The full potential of metallic TPMS lattice structures has remained underexplored partly due to manufacturing limitations in achieving defect-free lattice architectures and an incomplete understanding of process-structure-property relationships. The new framework, reported by Kerry Stevenson at Fabbaloo on March 19, attacks that gap directly by treating geometry and process as a single co-optimization problem rather than two sequential ones.

The core of the system is a data-driven deep neural network surrogate that maps a combined set of inputs to the outcomes that matter for printability and performance. On the design side, the model takes in variables like unit cell size, wall thickness, and grading parameters for functionally graded geometries.
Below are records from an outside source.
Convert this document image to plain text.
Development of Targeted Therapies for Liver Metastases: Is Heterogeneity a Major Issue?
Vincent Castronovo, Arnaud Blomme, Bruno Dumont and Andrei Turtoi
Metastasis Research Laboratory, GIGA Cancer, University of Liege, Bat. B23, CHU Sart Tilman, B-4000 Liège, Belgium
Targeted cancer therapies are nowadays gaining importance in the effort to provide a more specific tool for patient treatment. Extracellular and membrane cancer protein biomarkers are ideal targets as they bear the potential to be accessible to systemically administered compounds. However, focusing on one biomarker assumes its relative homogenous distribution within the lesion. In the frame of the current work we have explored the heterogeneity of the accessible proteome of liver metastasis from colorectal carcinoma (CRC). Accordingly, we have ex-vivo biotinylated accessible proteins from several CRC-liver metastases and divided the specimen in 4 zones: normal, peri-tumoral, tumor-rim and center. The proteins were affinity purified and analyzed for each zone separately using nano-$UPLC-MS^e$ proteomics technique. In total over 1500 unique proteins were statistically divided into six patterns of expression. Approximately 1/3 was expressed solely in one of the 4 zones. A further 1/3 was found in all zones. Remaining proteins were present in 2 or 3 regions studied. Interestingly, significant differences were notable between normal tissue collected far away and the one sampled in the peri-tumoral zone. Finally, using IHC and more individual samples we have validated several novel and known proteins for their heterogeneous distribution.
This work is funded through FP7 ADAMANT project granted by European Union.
On the process side, it ingests laser power, scan speed, hatch spacing, layer thickness, and scan strategy. The surrogate then predicts density, dimensional error, surface quality, and mechanical response in compression for any given combination of those variables.
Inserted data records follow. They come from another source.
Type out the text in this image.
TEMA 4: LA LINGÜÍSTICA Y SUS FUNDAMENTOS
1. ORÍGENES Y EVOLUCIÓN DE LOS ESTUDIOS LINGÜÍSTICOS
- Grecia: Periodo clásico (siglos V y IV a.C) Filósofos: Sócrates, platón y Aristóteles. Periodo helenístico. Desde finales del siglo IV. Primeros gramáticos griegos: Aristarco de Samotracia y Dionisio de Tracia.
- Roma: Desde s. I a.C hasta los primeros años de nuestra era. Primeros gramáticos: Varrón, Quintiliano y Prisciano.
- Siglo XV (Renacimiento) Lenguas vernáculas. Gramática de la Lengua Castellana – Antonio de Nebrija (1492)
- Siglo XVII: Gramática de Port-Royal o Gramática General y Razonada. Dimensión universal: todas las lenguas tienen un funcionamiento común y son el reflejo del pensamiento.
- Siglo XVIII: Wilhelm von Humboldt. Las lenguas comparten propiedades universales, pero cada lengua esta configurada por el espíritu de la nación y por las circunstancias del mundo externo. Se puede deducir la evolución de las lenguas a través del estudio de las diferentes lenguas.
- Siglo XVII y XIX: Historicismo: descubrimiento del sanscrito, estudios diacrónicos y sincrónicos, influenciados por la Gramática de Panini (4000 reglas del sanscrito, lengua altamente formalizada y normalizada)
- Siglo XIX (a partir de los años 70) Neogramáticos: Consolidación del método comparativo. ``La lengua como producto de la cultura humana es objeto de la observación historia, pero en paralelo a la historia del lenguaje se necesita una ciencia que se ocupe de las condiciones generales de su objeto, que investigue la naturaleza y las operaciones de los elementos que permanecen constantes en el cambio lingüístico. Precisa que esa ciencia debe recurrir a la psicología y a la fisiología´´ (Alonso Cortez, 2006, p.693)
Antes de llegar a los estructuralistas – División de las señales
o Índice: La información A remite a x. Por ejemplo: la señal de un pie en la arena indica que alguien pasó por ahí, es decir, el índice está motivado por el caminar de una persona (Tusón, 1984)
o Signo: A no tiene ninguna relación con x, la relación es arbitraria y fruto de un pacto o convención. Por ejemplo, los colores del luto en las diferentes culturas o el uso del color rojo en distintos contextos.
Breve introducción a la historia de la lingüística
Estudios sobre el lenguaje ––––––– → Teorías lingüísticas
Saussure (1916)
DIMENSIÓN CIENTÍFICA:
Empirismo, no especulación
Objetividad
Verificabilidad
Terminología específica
That surrogate feeds a multi-objective optimizer capable of targeting something like maximizing stiffness-to-weight while simultaneously constraining printability. Processing parameters including layer thickness, laser power, scanning speed, hatching space, and scanning strategy play a crucial role in determining the final quality of manufactured parts, and the framework interrogates all of them at once rather than holding geometry fixed while sweeping process space, or vice versa.
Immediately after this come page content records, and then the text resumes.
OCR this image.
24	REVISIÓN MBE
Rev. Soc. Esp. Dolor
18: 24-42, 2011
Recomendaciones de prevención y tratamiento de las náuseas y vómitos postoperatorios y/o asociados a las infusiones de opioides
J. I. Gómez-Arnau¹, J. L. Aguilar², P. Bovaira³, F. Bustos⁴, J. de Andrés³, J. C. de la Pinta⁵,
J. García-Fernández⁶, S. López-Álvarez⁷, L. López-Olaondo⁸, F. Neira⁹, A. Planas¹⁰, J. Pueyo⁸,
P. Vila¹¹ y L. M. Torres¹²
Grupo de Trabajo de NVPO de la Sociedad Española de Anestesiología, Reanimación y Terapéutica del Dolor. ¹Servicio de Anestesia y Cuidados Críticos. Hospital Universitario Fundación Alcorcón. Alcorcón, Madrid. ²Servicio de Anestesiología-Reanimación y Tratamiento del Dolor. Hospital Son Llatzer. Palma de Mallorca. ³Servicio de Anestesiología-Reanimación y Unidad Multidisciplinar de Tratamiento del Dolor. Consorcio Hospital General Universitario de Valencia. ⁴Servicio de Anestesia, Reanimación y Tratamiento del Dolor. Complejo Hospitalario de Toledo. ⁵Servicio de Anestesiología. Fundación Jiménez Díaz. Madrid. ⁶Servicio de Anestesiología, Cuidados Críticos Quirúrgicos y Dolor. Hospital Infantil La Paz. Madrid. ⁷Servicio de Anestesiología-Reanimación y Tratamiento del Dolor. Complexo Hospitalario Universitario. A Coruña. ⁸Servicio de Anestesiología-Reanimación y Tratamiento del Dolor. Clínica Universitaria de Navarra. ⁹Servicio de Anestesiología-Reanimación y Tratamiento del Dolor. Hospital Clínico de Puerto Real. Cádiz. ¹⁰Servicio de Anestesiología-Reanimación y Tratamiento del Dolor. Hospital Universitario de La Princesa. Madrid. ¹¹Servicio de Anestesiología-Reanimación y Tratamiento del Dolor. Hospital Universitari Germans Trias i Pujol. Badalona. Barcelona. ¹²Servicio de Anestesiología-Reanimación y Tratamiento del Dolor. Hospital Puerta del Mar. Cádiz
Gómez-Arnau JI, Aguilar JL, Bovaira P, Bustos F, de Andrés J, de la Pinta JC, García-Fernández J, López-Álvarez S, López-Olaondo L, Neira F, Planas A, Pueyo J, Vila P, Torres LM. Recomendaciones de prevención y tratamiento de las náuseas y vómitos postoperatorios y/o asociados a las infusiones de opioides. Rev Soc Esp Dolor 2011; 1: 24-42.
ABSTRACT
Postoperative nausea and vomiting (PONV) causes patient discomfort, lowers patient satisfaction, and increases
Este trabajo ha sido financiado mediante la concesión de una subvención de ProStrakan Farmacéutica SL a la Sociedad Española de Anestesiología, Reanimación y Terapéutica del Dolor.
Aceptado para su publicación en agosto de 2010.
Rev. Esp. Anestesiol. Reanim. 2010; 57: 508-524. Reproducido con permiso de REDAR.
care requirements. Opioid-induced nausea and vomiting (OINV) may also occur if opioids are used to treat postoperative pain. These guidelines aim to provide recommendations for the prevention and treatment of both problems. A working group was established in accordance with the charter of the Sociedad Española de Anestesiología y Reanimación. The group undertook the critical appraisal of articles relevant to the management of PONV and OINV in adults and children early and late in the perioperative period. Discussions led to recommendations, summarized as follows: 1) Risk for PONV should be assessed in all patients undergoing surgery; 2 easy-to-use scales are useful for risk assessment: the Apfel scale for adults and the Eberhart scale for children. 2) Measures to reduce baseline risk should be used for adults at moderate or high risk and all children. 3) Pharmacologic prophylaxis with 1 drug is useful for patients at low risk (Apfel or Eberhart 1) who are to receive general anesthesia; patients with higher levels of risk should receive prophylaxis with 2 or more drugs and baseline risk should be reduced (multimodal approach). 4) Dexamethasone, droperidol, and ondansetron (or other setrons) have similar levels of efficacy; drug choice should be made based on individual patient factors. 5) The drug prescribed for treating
The computational payoff is significant. "The surrogate model collapses a high dimensional search into millisecond predictions, so the optimizer can evaluate thousands of candidate blends of gyroid parameters and laser settings without tying up a machine." That speed matters enormously in practice: every physical test build in titanium LPBF represents real machine time, real powder cost, and real risk of a failed part.

The practical consequences the researchers point to are fewer wasted builds, tighter dimensional control, and more consistent mechanical properties across a print, with a particular callout for functionally graded lattices where printability can vary substantially from one region of the build to another. Graded TPMS structures are increasingly relevant in aerospace and biomedical lightweighting applications precisely because they let engineers tailor local stiffness, but that same local variation is what makes them tricky to print defect-free.

A related body of work on LPBF of the Ti-6Al-2Sn-4Zr-6Mo alloy, published separately, illustrates the kind of property scatter that motivates this kind of surrogate-driven approach. Researchers studying that alloy across a matrix of laser power, scanning speed, hatching spacing, and island size found porosity levels ranging from 0.07 to 1.04% and Vickers microhardness swinging between 330 and 441 across different parameter combinations. That roughly threefold spread in hardness from process choices alone underscores why a framework that jointly constrains geometry and process before committing to a build is worth developing.

The titanium gyroid focus does come with a caveat the researchers are upfront about: the co-optimization concept is transferable to other TPMS families and materials only if sufficient training data exist to build the surrogate. Schwarz P, Schwarz D, and other TPMS topologies would each require their own experimental foundation. For the metal AM community, that points toward a future where the real competitive moat is not just the optimizer, but the dataset behind it.